При упоминании о сыне Маргарита не стерпела, материнский инстинкт восстал:

– Меня можешь оскорблять, бить, делать со мной все что хочешь. Но Костю!.. Он наш сын, я его в обиду не дам!

– Сын? – взревел Федор Федорович. – Мой ли он сын? Может, генеральский выблядок?

– Не смей так говорить при нем! – Маргарита вскочила со стула, с ходу захлопнула легкую дверь из комнаты в кухню, так что надулись от воздуха занавески, щелкнула задвижкой. Костик даже сообразить ничего не успел – вдруг оказался на подоконнике перед раскрытым окном. Костик тощенький, легонький, как кузнечик, – Маргарита его одним махом подхватила:

– Прыгай! Тут невысоко. Прыгай! Нельзя тебе это слушать. В сарае посиди. Он туда не придет. Не бойся, прыгай! – говорила Маргарита, но не подталкивала Костика, ждала, когда он сам подогнет колени и спрыгнет в палисад.

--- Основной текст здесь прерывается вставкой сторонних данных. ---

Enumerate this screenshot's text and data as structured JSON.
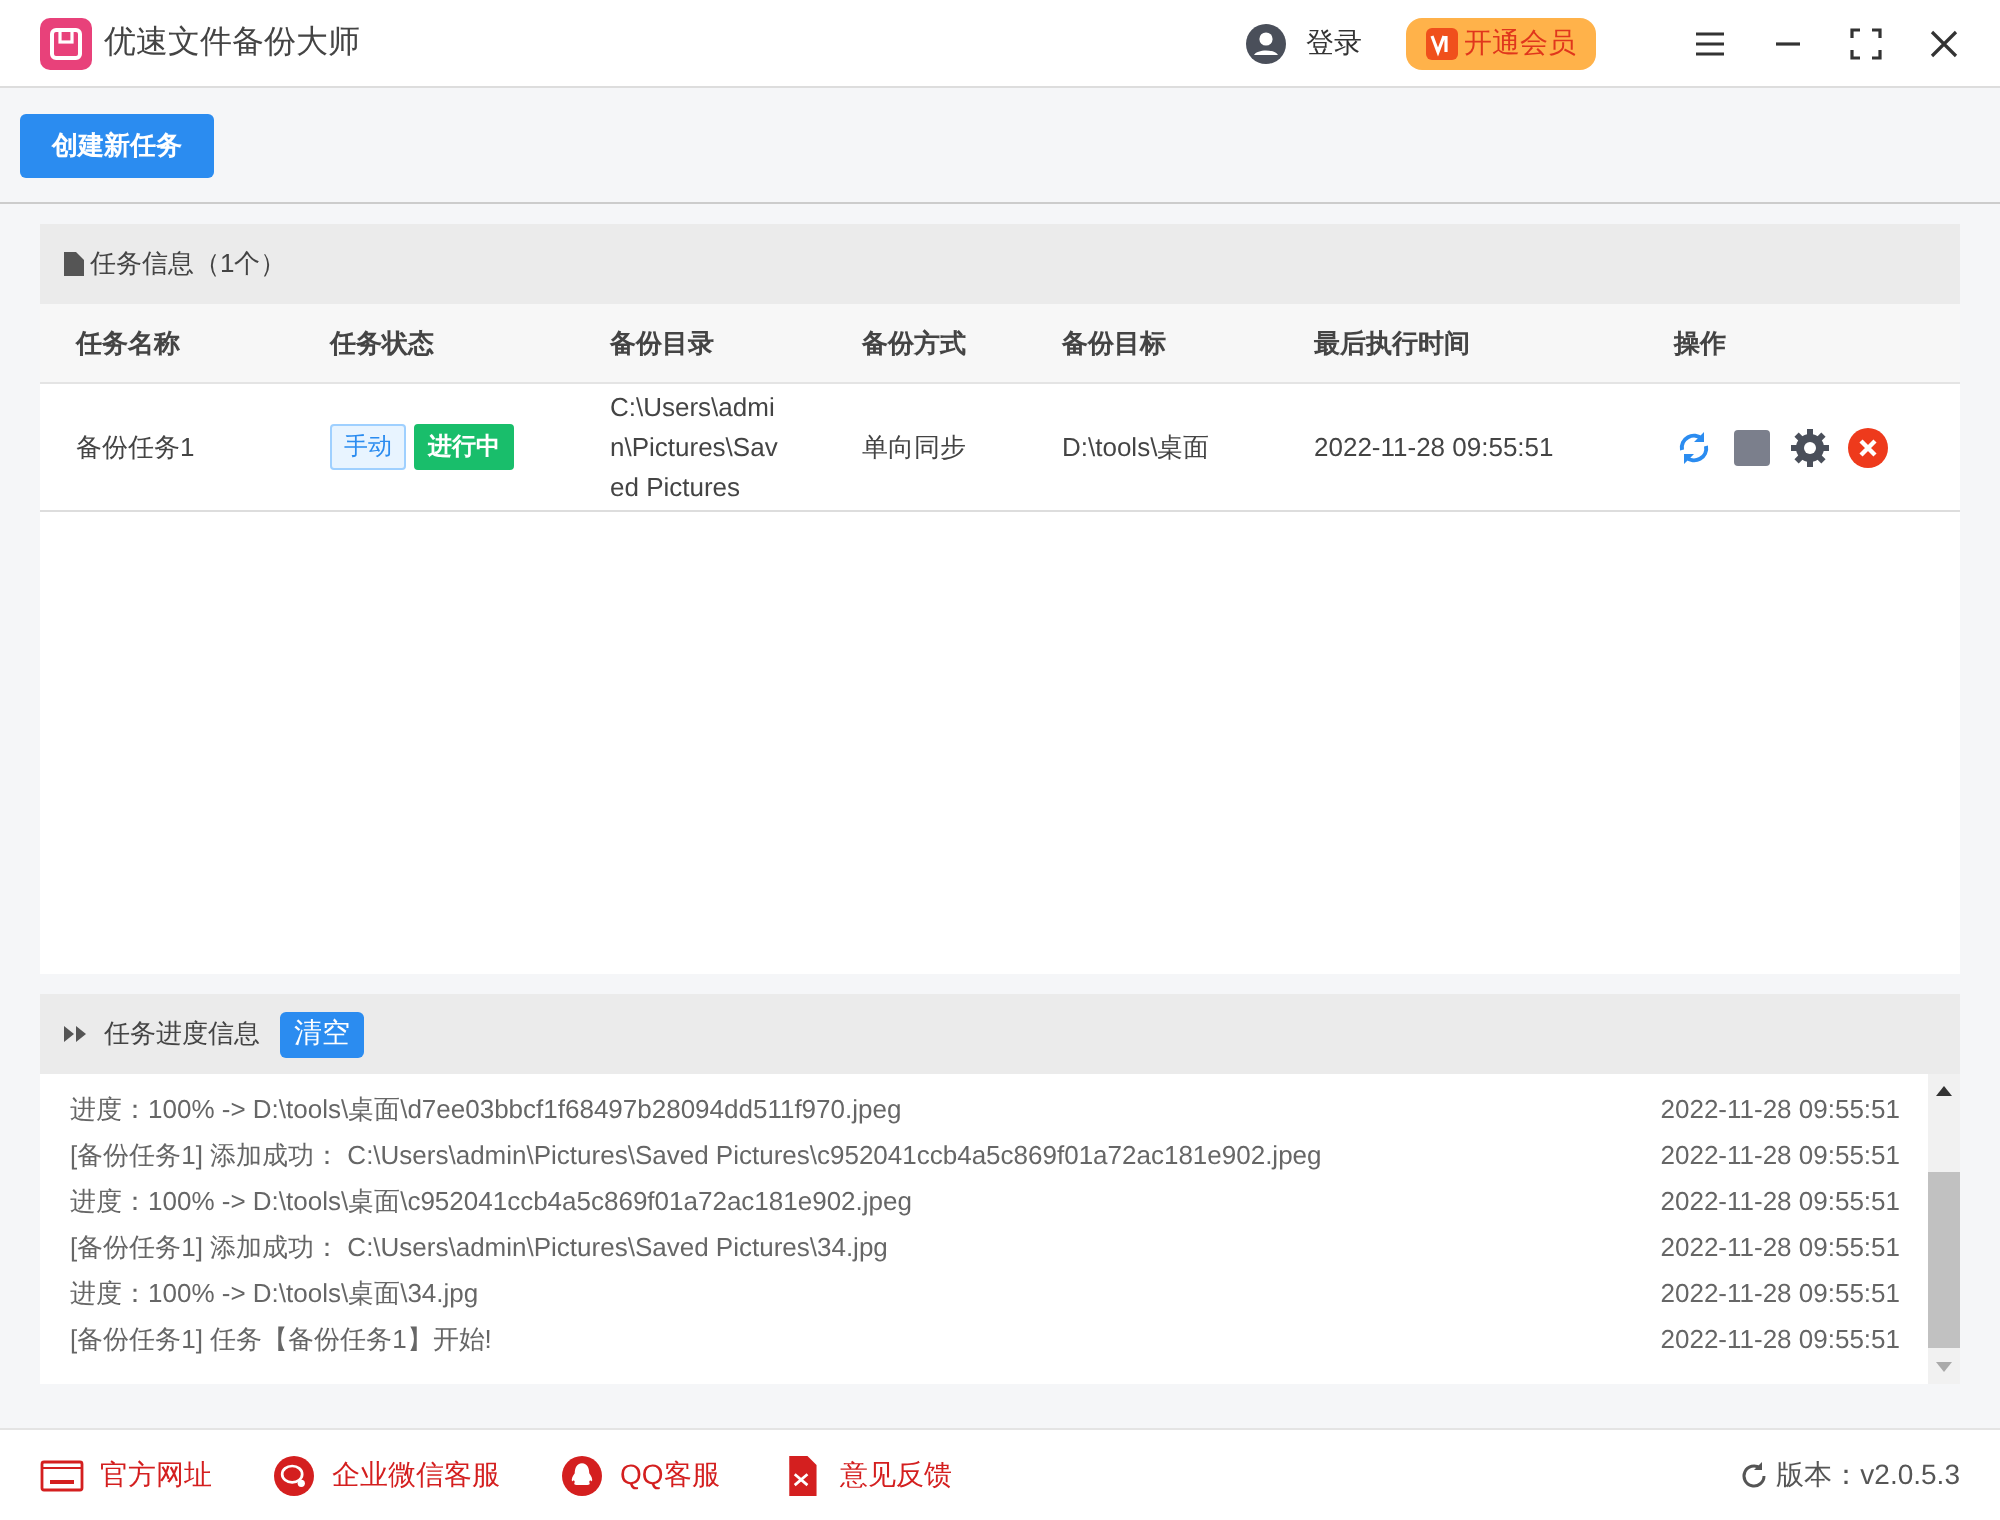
{
  "window": {
    "title": "优速文件备份大师"
  },
  "header": {
    "login": "登录",
    "vip": "开通会员"
  },
  "toolbar": {
    "create_button": "创建新任务"
  },
  "task_panel": {
    "title": "任务信息（1个）",
    "columns": [
      "任务名称",
      "任务状态",
      "备份目录",
      "备份方式",
      "备份目标",
      "最后执行时间",
      "操作"
    ],
    "rows": [
      {
        "name": "备份任务1",
        "mode_tag": "手动",
        "status_tag": "进行中",
        "source": "C:\\Users\\admin\\Pictures\\Saved Pictures",
        "method": "单向同步",
        "target": "D:\\tools\\桌面",
        "last_run": "2022-11-28 09:55:51"
      }
    ]
  },
  "log_panel": {
    "title": "任务进度信息",
    "clear_button": "清空",
    "entries": [
      {
        "message": "进度：100% -> D:\\tools\\桌面\\d7ee03bbcf1f68497b28094dd511f970.jpeg",
        "time": "2022-11-28 09:55:51"
      },
      {
        "message": "[备份任务1] 添加成功：  C:\\Users\\admin\\Pictures\\Saved Pictures\\c952041ccb4a5c869f01a72ac181e902.jpeg",
        "time": "2022-11-28 09:55:51"
      },
      {
        "message": "进度：100% -> D:\\tools\\桌面\\c952041ccb4a5c869f01a72ac181e902.jpeg",
        "time": "2022-11-28 09:55:51"
      },
      {
        "message": "[备份任务1] 添加成功：  C:\\Users\\admin\\Pictures\\Saved Pictures\\34.jpg",
        "time": "2022-11-28 09:55:51"
      },
      {
        "message": "进度：100% -> D:\\tools\\桌面\\34.jpg",
        "time": "2022-11-28 09:55:51"
      },
      {
        "message": "[备份任务1] 任务【备份任务1】开始!",
        "time": "2022-11-28 09:55:51"
      }
    ]
  },
  "footer": {
    "links": [
      {
        "kind": "web",
        "label": "官方网址"
      },
      {
        "kind": "wechat",
        "label": "企业微信客服"
      },
      {
        "kind": "qq",
        "label": "QQ客服"
      },
      {
        "kind": "feedback",
        "label": "意见反馈"
      }
    ],
    "version": "版本：v2.0.5.3"
  }
}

– А вы, мама? Он же драться будет?

– Я переживу. Я живучая, – шепнула она с горькой радостью.

В дверь колотил отец, сейчас выбьет задвижку.

– Прыгай, Костик! – взмолилась мать.

Он оттолкнулся от оконной рамы, спрыгнул на мягкую сырую траву возле куста боярышника, упал на колени, попачкал новые брючки. Когда он обернулся назад, на окно, то увидел отцовское, искореженное диким оскалом лицо. Отец схватил мать за волосы, потащил от окна. Мать успела крикнуть:

– Беги, Костик!

Федор Федорович бросил Маргариту на диван – враз запели все пружины. Маргарита пробовала сопротивляться, но он ударил ее по лицу, и она сразу сдалась. Он содрал с нее халат и брал ее жестоко, насильно и мстительно.

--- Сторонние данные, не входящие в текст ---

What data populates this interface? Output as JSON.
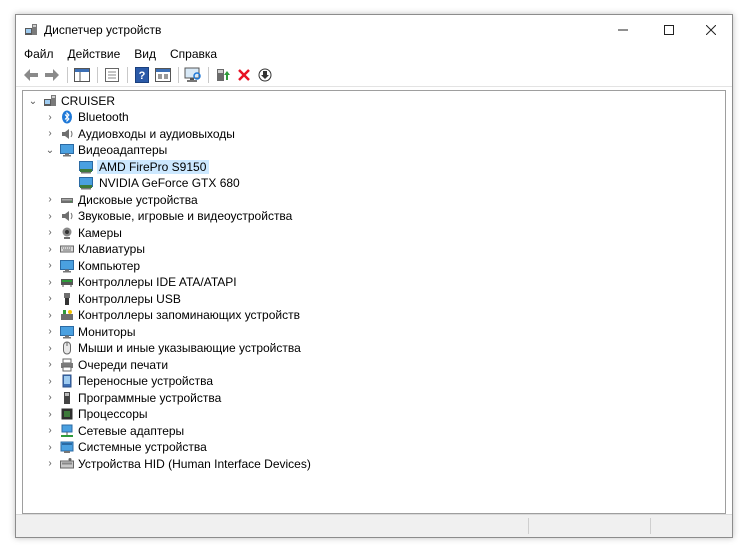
{
  "window": {
    "title": "Диспетчер устройств"
  },
  "menu": [
    {
      "label": "Файл"
    },
    {
      "label": "Действие"
    },
    {
      "label": "Вид"
    },
    {
      "label": "Справка"
    }
  ],
  "tree": {
    "root": "CRUISER",
    "categories": [
      {
        "label": "Bluetooth",
        "icon": "bluetooth-icon",
        "expanded": false
      },
      {
        "label": "Аудиовходы и аудиовыходы",
        "icon": "speaker-icon",
        "expanded": false
      },
      {
        "label": "Видеоадаптеры",
        "icon": "display-adapter-icon",
        "expanded": true,
        "children": [
          {
            "label": "AMD FirePro S9150",
            "selected": true
          },
          {
            "label": "NVIDIA GeForce GTX 680",
            "selected": false
          }
        ]
      },
      {
        "label": "Дисковые устройства",
        "icon": "disk-icon",
        "expanded": false
      },
      {
        "label": "Звуковые, игровые и видеоустройства",
        "icon": "speaker-icon",
        "expanded": false
      },
      {
        "label": "Камеры",
        "icon": "camera-icon",
        "expanded": false
      },
      {
        "label": "Клавиатуры",
        "icon": "keyboard-icon",
        "expanded": false
      },
      {
        "label": "Компьютер",
        "icon": "monitor-icon",
        "expanded": false
      },
      {
        "label": "Контроллеры IDE ATA/ATAPI",
        "icon": "ide-controller-icon",
        "expanded": false
      },
      {
        "label": "Контроллеры USB",
        "icon": "usb-icon",
        "expanded": false
      },
      {
        "label": "Контроллеры запоминающих устройств",
        "icon": "storage-controller-icon",
        "expanded": false
      },
      {
        "label": "Мониторы",
        "icon": "monitor-icon",
        "expanded": false
      },
      {
        "label": "Мыши и иные указывающие устройства",
        "icon": "mouse-icon",
        "expanded": false
      },
      {
        "label": "Очереди печати",
        "icon": "printer-icon",
        "expanded": false
      },
      {
        "label": "Переносные устройства",
        "icon": "portable-device-icon",
        "expanded": false
      },
      {
        "label": "Программные устройства",
        "icon": "software-device-icon",
        "expanded": false
      },
      {
        "label": "Процессоры",
        "icon": "processor-icon",
        "expanded": false
      },
      {
        "label": "Сетевые адаптеры",
        "icon": "network-adapter-icon",
        "expanded": false
      },
      {
        "label": "Системные устройства",
        "icon": "system-device-icon",
        "expanded": false
      },
      {
        "label": "Устройства HID (Human Interface Devices)",
        "icon": "hid-icon",
        "expanded": false
      }
    ]
  },
  "colors": {
    "selection": "#cce8ff",
    "accent": "#1e78d7",
    "uninstall": "#e81123",
    "enable": "#2e9b3a"
  }
}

…Костик поднырнул под кусты, выскочил из палисада и помчался за сараи, за огороды, по грязной скользкой дороге, не жалея новой школьной формы, не щадя новеньких ботинок, тоже приготовленных на первое сентября. Он бежал со всех ног, на ходу плакал, давился слезами, захлебывался ветром и хотел вернуться назад, обратно, к матери. Но страх гнал его от дома.

Погони за Костиком не было. Отец буйствовал, как правило, в пределах квартиры. Но Костик бежал и бежал, ему даже казалось, что он не просто бежит, спасаясь от страха, от взбешенного отца, – он бежит к некоему спасительному пристанищу, к людям, которые способны защитить и его, и мать.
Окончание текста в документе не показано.